Methods: participants (67% male, age 40±11y (mean±SD), range 22-61y) were born in Africa (West 56%, Central 31%, East 13%), lived in Washington, DC and enrolled in the Africans in America cohort. OGTT were performed with glucose concentrations determined at 0, 0.5, 1h and 2h. On the same day hemoglobin electrophoresis and HbA1C levels were determined.
Results: HbA1Clevels in the HbAS and HbAA groups were: 5.6±0.5 vs. 5.4±0.4, P = 0.02. In the HbAS and HbAA groups, the respective correlations between HbA1c and FPG were: 0.56 vs. 0.12, P = 0.02. The correlations between HbA1C and 2h glucose in the two groups were: 0.59 vs. -0.11, P < 0.01. The correlations between HbA1C and AUC-glucose in each group were: 0.60 vs. -0.03, P < 0.01.

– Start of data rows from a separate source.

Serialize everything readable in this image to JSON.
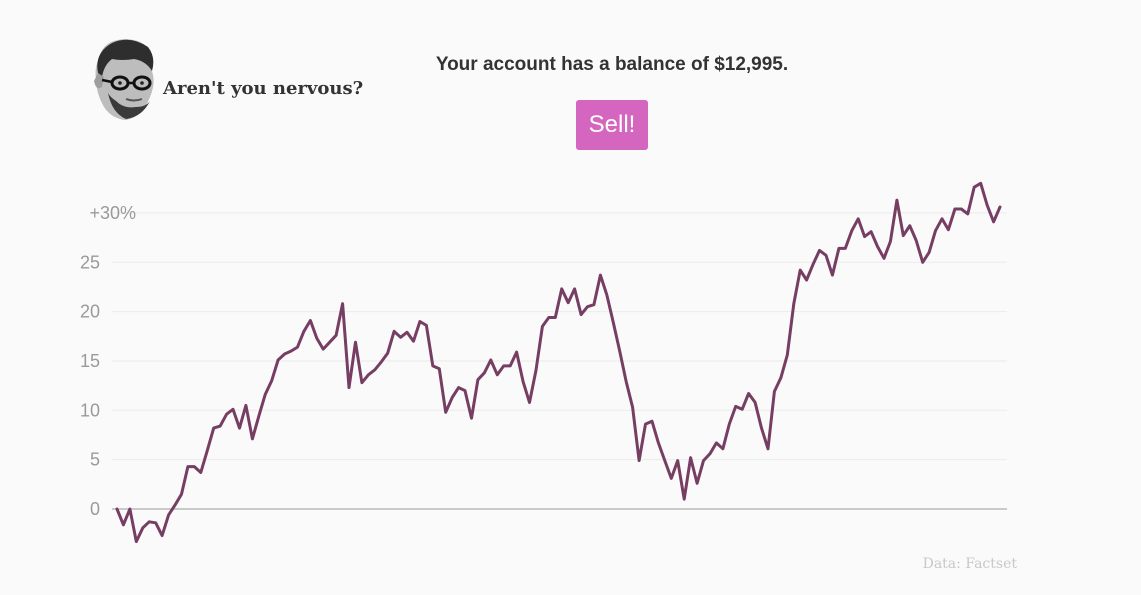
{
  "header": {
    "speech": "Aren't you nervous?",
    "balance_text": "Your account has a balance of $12,995.",
    "sell_label": "Sell!"
  },
  "colors": {
    "line": "#763e63",
    "button": "#d466bf",
    "grid": "#ebebeb",
    "axis": "#999999"
  },
  "chart_data": {
    "type": "line",
    "title": "",
    "xlabel": "",
    "ylabel": "",
    "ylim": [
      -4,
      35
    ],
    "yticks": [
      0,
      5,
      10,
      15,
      20,
      25,
      30
    ],
    "ytick_labels": [
      "0",
      "5",
      "10",
      "15",
      "20",
      "25",
      "+30%"
    ],
    "grid": true,
    "series": [
      {
        "values": [
          0,
          -1.6,
          0,
          -3.3,
          -1.9,
          -1.3,
          -1.4,
          -2.7,
          -0.6,
          0.4,
          1.5,
          4.3,
          4.3,
          3.7,
          5.9,
          8.2,
          8.4,
          9.6,
          10.1,
          8.2,
          10.5,
          7.1,
          9.4,
          11.6,
          13.0,
          15.1,
          15.7,
          16.0,
          16.4,
          18.0,
          19.1,
          17.3,
          16.2,
          16.9,
          17.6,
          20.8,
          12.3,
          16.9,
          12.8,
          13.6,
          14.1,
          14.9,
          15.8,
          18.0,
          17.4,
          17.9,
          17.0,
          19.0,
          18.6,
          14.5,
          14.2,
          9.8,
          11.3,
          12.3,
          12.0,
          9.2,
          13.1,
          13.8,
          15.1,
          13.6,
          14.5,
          14.5,
          15.9,
          12.9,
          10.8,
          14.0,
          18.5,
          19.4,
          19.4,
          22.3,
          20.9,
          22.3,
          19.7,
          20.5,
          20.7,
          23.7,
          21.7,
          18.9,
          16.0,
          12.9,
          10.3,
          4.9,
          8.6,
          8.9,
          6.7,
          4.9,
          3.1,
          4.9,
          1.0,
          5.2,
          2.6,
          4.9,
          5.6,
          6.7,
          6.1,
          8.6,
          10.4,
          10.1,
          11.7,
          10.8,
          8.2,
          6.1,
          11.9,
          13.3,
          15.6,
          20.8,
          24.2,
          23.2,
          24.8,
          26.2,
          25.7,
          23.7,
          26.4,
          26.4,
          28.2,
          29.4,
          27.6,
          28.1,
          26.6,
          25.4,
          27.1,
          31.3,
          27.7,
          28.7,
          27.2,
          25.0,
          26.0,
          28.2,
          29.4,
          28.3,
          30.4,
          30.4,
          29.9,
          32.6,
          33.0,
          30.8,
          29.1,
          30.6
        ]
      }
    ],
    "source": "Data: Factset"
  }
}
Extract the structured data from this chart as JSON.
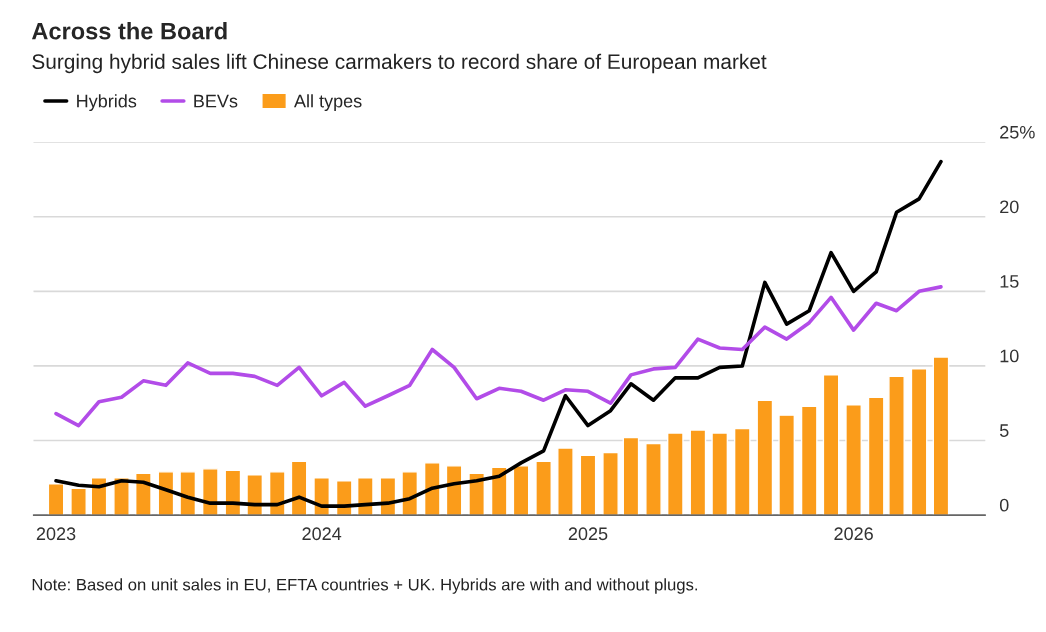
{
  "chart_data": {
    "type": "bar",
    "title": "Across the Board",
    "subtitle": "Surging hybrid sales lift Chinese carmakers to record share of European market",
    "x": [
      "2023-01",
      "2023-02",
      "2023-03",
      "2023-04",
      "2023-05",
      "2023-06",
      "2023-07",
      "2023-08",
      "2023-09",
      "2023-10",
      "2023-11",
      "2023-12",
      "2024-01",
      "2024-02",
      "2024-03",
      "2024-04",
      "2024-05",
      "2024-06",
      "2024-07",
      "2024-08",
      "2024-09",
      "2024-10",
      "2024-11",
      "2024-12",
      "2025-01",
      "2025-02",
      "2025-03",
      "2025-04",
      "2025-05",
      "2025-06",
      "2025-07",
      "2025-08",
      "2025-09",
      "2025-10",
      "2025-11",
      "2025-12",
      "2026-01",
      "2026-02",
      "2026-03",
      "2026-04",
      "2026-05"
    ],
    "series": [
      {
        "name": "Hybrids",
        "type": "line",
        "color": "#000000",
        "values": [
          2.3,
          2.0,
          1.9,
          2.3,
          2.2,
          1.7,
          1.2,
          0.8,
          0.8,
          0.7,
          0.7,
          1.2,
          0.6,
          0.6,
          0.7,
          0.8,
          1.1,
          1.8,
          2.1,
          2.3,
          2.6,
          3.5,
          4.3,
          8.0,
          6.0,
          7.0,
          8.8,
          7.7,
          9.2,
          9.2,
          9.9,
          10.0,
          15.6,
          12.8,
          13.7,
          17.6,
          15.0,
          16.3,
          20.3,
          21.2,
          23.7
        ]
      },
      {
        "name": "BEVs",
        "type": "line",
        "color": "#b24ce8",
        "values": [
          6.8,
          6.0,
          7.6,
          7.9,
          9.0,
          8.7,
          10.2,
          9.5,
          9.5,
          9.3,
          8.7,
          9.9,
          8.0,
          8.9,
          7.3,
          8.0,
          8.7,
          11.1,
          9.9,
          7.8,
          8.5,
          8.3,
          7.7,
          8.4,
          8.3,
          7.5,
          9.4,
          9.8,
          9.9,
          11.8,
          11.2,
          11.1,
          12.6,
          11.8,
          12.9,
          14.6,
          12.4,
          14.2,
          13.7,
          15.0,
          15.3
        ]
      },
      {
        "name": "All types",
        "color": "#fb9c1a",
        "values": [
          2.1,
          1.8,
          2.5,
          2.5,
          2.8,
          2.9,
          2.9,
          3.1,
          3.0,
          2.7,
          2.9,
          3.6,
          2.5,
          2.3,
          2.5,
          2.5,
          2.9,
          3.5,
          3.3,
          2.8,
          3.2,
          3.3,
          3.6,
          4.5,
          4.0,
          4.2,
          5.2,
          4.8,
          5.5,
          5.7,
          5.5,
          5.8,
          7.7,
          6.7,
          7.3,
          9.4,
          7.4,
          7.9,
          9.3,
          9.8,
          10.6
        ]
      }
    ],
    "xlim": [
      "2022-12",
      "2026-07"
    ],
    "xticks": [
      "2023",
      "2024",
      "2025",
      "2026"
    ],
    "ylim": [
      0,
      25
    ],
    "yticks": [
      0,
      5,
      10,
      15,
      20,
      {
        "value": 25,
        "label": "25%"
      }
    ],
    "grid": "y",
    "legend": "top left",
    "annotations": [
      "Note: Based on unit sales in EU, EFTA countries + UK. Hybrids are with and without plugs."
    ]
  }
}
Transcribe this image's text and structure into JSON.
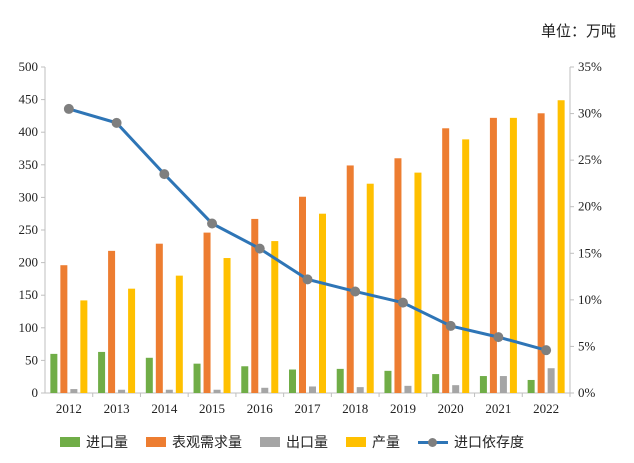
{
  "unit_label": "单位：万吨",
  "chart_data": {
    "type": "bar",
    "categories": [
      "2012",
      "2013",
      "2014",
      "2015",
      "2016",
      "2017",
      "2018",
      "2019",
      "2020",
      "2021",
      "2022"
    ],
    "series": [
      {
        "name": "进口量",
        "type": "bar",
        "axis": "left",
        "color": "#70ad47",
        "values": [
          60,
          63,
          54,
          45,
          41,
          36,
          37,
          34,
          29,
          26,
          20
        ]
      },
      {
        "name": "表观需求量",
        "type": "bar",
        "axis": "left",
        "color": "#ed7d31",
        "values": [
          196,
          218,
          229,
          246,
          267,
          301,
          349,
          360,
          406,
          422,
          429
        ]
      },
      {
        "name": "出口量",
        "type": "bar",
        "axis": "left",
        "color": "#a5a5a5",
        "values": [
          6,
          5,
          5,
          5,
          8,
          10,
          9,
          11,
          12,
          26,
          38
        ]
      },
      {
        "name": "产量",
        "type": "bar",
        "axis": "left",
        "color": "#ffc000",
        "values": [
          142,
          160,
          180,
          207,
          233,
          275,
          321,
          338,
          389,
          422,
          449
        ]
      },
      {
        "name": "进口依存度",
        "type": "line",
        "axis": "right",
        "color": "#2e75b6",
        "marker_color": "#7f7f7f",
        "values": [
          30.5,
          29.0,
          23.5,
          18.2,
          15.5,
          12.2,
          10.9,
          9.7,
          7.2,
          6.0,
          4.6
        ]
      }
    ],
    "y_left": {
      "min": 0,
      "max": 500,
      "step": 50,
      "ticks": [
        "0",
        "50",
        "100",
        "150",
        "200",
        "250",
        "300",
        "350",
        "400",
        "450",
        "500"
      ]
    },
    "y_right": {
      "min": 0,
      "max": 35,
      "step": 5,
      "ticks": [
        "0%",
        "5%",
        "10%",
        "15%",
        "20%",
        "25%",
        "30%",
        "35%"
      ]
    },
    "grid": false,
    "legend_position": "bottom"
  }
}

Conclusion: the significant difference in correlation between HbA1C and each glycemic measure, suggests that the relationship between HbA1C and glucose concentration varies according to HbAS status. Therefore, the efficacy of HbA1C and even diagnostic thresholds for HbA1C may need to be sickle cell trait-specific. Due to the magnitude of the diabetes epidemic and the high prevalence of HbAS in Africa, these findings need additional exploration in a larger cohort.